Biosynthesis in vitro of GlcA beta 1-3nLcOse4Cer by a novel glucuronyltransferase (GlcAT-1) from embryonic chicken brain.

A novel glucuronyltransferase (GlcAT-1) has been detected in embryonic chicken brains. This enzyme catalyzes the biosynthesis in vitro of glucuronic acid containing glycolipids starting from neolactotetraosylceramide (nLcOse4Cer) and neolactohexaosylceramide (nLcOse6Cer). The activity is present primarily in the Golgi-rich membrane fraction and can be extracted (60%) from the membrane using a neutral detergent, Nonidet P-40, at pH 7.0. The detergent-solubilized GlcAT-1 is stable (70%) at -20 degrees C for at least 4 months. Both membrane-bound GlcAT-1 and solubilized GlcAT-1 show similar pH optima, 6.5-7.0, in HEPES buffer. The Km values were 15 and 200 microM with UDP-[14C] GlcA and nLcOse4Cer, respectively, when the detergent-solubilized supernatant fraction was used as enzyme source.

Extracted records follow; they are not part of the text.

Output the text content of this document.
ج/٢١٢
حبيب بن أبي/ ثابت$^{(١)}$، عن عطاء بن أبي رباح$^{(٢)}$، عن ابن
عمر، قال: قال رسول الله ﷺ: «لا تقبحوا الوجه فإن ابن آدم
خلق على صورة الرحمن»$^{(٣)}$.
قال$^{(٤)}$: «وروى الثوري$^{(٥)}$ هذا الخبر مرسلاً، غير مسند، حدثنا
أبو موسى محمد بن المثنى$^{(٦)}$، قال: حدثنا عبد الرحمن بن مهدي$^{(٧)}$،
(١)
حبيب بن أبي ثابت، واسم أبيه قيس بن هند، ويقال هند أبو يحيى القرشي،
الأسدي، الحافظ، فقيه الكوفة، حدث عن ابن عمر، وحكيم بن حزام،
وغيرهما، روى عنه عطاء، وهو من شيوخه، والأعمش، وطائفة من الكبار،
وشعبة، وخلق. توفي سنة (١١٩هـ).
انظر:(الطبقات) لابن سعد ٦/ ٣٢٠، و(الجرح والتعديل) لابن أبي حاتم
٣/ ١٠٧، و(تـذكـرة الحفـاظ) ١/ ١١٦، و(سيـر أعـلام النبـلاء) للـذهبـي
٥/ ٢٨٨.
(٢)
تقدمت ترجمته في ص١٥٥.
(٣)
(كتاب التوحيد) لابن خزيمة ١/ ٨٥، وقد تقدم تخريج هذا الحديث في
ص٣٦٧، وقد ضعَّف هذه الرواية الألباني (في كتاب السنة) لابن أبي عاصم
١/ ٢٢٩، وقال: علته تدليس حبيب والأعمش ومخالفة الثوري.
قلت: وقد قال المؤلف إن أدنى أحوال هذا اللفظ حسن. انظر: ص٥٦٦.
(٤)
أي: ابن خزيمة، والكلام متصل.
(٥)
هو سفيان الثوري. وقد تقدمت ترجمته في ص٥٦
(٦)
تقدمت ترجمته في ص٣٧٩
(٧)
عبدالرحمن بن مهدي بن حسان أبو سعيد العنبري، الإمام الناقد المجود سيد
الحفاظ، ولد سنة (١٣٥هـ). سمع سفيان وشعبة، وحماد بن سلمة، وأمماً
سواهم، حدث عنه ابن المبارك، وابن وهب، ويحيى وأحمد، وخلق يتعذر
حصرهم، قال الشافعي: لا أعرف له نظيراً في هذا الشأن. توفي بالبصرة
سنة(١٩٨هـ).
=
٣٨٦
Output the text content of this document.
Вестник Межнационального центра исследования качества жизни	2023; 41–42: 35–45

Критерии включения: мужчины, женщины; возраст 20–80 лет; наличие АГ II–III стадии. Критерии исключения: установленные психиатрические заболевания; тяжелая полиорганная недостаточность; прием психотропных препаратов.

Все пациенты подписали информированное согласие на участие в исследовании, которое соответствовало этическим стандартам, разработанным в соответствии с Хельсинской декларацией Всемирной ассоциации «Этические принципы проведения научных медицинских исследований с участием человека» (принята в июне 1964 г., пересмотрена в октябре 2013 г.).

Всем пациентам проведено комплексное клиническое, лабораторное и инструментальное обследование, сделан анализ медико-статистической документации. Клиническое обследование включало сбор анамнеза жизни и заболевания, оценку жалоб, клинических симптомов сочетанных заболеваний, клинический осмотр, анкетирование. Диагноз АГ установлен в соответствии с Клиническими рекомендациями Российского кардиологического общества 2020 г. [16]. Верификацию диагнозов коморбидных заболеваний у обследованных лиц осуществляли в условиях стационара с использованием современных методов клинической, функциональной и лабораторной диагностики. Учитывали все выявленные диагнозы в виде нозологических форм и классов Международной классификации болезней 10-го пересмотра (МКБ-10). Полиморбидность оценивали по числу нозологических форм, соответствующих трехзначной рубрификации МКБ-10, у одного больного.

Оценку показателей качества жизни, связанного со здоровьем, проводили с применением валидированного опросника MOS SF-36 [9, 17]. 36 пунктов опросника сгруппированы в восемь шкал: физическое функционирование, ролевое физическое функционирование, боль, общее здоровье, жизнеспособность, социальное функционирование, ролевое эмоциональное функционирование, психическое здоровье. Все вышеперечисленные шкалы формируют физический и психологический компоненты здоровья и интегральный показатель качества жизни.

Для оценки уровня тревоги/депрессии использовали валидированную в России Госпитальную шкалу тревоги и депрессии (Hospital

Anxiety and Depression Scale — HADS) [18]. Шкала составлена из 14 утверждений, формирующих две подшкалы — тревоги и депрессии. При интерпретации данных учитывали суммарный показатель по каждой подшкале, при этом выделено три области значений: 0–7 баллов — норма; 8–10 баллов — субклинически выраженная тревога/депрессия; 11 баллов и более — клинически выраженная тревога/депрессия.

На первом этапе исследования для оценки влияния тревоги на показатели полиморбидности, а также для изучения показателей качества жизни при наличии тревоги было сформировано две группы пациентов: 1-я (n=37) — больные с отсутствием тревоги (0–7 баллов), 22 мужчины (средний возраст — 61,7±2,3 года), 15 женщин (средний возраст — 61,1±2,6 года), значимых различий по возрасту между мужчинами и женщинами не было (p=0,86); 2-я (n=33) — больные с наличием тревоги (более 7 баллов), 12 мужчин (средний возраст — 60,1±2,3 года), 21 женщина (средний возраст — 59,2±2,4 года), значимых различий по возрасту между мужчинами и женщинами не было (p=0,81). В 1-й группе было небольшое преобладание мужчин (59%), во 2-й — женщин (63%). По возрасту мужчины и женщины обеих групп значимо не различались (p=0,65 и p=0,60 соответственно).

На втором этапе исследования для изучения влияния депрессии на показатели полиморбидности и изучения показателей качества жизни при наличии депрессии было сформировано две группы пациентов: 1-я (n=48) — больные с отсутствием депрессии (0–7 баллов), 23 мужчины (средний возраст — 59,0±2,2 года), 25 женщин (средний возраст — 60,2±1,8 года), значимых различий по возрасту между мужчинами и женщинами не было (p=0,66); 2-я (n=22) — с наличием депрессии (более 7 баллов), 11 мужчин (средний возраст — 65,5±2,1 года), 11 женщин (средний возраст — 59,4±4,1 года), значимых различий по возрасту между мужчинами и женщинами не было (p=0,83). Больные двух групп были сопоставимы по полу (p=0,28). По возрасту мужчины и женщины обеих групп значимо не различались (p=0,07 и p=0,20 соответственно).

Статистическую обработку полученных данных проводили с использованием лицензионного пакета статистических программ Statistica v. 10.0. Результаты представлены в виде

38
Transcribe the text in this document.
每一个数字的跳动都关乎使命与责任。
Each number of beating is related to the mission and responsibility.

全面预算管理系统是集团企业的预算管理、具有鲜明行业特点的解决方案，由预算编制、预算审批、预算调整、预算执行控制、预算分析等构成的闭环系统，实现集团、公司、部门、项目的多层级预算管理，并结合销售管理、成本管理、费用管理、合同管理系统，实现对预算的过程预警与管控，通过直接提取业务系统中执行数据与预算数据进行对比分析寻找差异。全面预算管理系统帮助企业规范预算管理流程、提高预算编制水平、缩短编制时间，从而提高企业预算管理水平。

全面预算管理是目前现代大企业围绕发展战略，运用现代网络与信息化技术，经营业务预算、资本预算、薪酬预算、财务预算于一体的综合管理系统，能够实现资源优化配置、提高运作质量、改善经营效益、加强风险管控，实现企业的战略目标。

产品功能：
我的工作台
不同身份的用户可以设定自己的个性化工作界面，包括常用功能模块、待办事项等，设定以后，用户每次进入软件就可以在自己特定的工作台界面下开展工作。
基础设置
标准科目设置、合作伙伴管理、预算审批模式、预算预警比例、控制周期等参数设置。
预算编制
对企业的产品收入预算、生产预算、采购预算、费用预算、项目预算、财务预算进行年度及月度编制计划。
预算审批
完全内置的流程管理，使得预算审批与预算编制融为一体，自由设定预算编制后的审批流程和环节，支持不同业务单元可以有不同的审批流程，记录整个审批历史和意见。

The purified 14C radioactive product that comigrated with chemically characterized GlcA beta 1-3nLcOse4Cer (GlcA-nLc4) also yielded a positive immunostain with monoclonal antibody (human IgM-RI). The anomeric linkage was established as beta-linked GlcA to the terminal galactose of the substrate, as evidenced by 90-99% cleavage of the terminal [14C] GlcA by purified Helix pomatia and limpet glucuronidases. Permethylation studies of the radioactive product obtained from [6-3H]Gal beta 1-4LcOse3Cer and non-radioactive UDP-GlcA showed the presence of 2,4,6-tri-O-methylgalactose in the hydrolyzed enzymatic product. These studies established the structure of the biosynthesized product from nLcOse4Cer as GlcA beta 1-3Gal beta 1-4 GlcNAc beta 1-3Gal beta 1-4Glc-ceramide.